Earning a living is not always easy, especially when an employer allegedly misclassifies its workers. According to a class-action lawsuit, the ride-sharing app Lyft has been doing just that, and drivers are ready to seek compensation. These and other types of mass torts claims are important for people in Tennessee who have been collectively wronged by one or more corporations.
Lyft is accused of classifying its drivers as independent contractors, a move that the lawsuit calls an intentional misclassification. One of the drivers involved in the claim has driven for the company since back in March 2016, and over the course of the years has worked an average of 42 to 70 hours every week.

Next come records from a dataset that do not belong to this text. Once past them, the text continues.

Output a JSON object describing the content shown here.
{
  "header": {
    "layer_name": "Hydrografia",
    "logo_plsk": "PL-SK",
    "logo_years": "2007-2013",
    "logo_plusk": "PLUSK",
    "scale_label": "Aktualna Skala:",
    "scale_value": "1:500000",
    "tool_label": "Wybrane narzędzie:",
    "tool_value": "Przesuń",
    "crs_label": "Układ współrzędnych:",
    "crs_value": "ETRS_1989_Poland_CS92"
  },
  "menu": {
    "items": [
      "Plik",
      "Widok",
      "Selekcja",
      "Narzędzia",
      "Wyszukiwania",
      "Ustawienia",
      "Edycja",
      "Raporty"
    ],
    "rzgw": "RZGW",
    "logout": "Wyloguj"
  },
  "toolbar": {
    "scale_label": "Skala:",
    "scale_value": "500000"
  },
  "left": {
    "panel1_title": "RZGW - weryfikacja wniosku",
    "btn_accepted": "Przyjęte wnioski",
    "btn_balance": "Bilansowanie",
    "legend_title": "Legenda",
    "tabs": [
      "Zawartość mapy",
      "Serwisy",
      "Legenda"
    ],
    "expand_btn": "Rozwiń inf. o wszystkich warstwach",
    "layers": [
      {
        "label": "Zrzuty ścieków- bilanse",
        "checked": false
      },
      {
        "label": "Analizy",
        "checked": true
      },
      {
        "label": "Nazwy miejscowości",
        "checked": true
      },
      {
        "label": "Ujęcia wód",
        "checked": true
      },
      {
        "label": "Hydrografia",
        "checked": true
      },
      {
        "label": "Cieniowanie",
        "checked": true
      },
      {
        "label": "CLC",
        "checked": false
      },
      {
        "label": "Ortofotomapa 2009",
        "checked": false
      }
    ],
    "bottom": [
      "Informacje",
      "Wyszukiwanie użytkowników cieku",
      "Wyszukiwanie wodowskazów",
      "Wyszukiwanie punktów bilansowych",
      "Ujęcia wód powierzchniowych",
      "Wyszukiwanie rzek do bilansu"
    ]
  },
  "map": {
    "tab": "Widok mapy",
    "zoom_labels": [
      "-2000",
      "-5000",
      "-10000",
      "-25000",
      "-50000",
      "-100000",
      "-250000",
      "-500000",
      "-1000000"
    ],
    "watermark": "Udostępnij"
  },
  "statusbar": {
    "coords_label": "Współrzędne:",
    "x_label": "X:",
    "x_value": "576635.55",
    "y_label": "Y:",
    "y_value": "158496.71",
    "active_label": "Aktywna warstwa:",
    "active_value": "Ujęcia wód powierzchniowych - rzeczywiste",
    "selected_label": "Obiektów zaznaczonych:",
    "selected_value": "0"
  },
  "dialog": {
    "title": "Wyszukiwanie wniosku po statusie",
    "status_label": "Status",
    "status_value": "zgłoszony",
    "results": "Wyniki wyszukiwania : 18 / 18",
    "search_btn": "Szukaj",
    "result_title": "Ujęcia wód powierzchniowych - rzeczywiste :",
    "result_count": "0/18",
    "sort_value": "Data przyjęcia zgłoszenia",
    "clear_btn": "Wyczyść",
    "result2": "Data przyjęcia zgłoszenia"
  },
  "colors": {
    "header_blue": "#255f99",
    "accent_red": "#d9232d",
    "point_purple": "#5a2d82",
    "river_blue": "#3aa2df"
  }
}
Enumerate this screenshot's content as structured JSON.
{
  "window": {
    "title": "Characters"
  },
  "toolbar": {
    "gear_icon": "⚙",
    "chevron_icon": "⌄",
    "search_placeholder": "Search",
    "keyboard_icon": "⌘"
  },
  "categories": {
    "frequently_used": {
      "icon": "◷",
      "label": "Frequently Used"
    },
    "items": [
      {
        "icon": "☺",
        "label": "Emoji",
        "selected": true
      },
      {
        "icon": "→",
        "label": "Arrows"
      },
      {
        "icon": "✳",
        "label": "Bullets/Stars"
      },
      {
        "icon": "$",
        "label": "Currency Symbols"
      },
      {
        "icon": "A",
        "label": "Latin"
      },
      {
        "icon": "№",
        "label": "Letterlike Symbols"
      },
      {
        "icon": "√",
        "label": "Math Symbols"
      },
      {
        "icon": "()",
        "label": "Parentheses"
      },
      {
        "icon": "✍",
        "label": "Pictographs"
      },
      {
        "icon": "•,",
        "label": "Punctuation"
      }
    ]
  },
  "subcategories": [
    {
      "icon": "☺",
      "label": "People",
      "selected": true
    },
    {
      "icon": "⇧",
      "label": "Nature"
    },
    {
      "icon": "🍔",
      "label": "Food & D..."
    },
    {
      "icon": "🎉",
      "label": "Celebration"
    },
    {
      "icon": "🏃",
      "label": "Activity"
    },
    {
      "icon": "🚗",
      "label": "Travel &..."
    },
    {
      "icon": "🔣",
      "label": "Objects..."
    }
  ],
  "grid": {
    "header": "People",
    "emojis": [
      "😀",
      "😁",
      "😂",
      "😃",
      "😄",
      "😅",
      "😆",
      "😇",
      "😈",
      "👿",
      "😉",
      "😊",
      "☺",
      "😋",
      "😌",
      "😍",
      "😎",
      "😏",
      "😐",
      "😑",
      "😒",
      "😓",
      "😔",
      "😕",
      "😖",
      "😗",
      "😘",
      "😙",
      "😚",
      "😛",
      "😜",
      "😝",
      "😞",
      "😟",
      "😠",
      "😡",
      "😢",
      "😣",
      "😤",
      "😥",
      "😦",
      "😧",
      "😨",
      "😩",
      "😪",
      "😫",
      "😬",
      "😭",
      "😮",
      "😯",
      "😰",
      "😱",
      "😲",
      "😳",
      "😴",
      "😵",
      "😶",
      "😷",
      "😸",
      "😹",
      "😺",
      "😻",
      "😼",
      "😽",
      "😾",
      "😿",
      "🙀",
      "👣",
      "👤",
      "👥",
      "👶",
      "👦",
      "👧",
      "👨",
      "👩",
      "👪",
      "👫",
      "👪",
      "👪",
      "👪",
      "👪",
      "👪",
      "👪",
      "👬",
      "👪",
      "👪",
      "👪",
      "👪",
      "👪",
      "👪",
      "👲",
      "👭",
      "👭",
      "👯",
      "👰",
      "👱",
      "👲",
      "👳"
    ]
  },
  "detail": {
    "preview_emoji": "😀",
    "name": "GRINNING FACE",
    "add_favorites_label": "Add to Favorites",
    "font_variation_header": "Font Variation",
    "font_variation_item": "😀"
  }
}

He also claims that he routinely puts anywhere between 500 and 1,100 miles on his vehicle in a single week.
The suit claims that by misclassifying him and other drivers as contractors rather than employees, drivers were wrongfully deprived of important compensation. These include things like overtime, reimbursed expenses, minimum wage and other employee rights. This is not the first suit to accuse the company of prioritizing its profits by denying drivers the compensation they deserve. Lyft has also faced numerous other lawsuits making these same allegations. While the company has settled other suits, the outcomes never truly addressed the problem of misclassifying employees.
While the problem of misclassifying employees existed long before the gig economy, this issue seems to be flourishing in those kinds of conditions. This means that Tennessee gig workers could be missing out on important compensation, especially if they work across multiple platforms and apps. Mass torts actions can be an important path for these workers to not only get the benefits they deserve, but also important worker protections.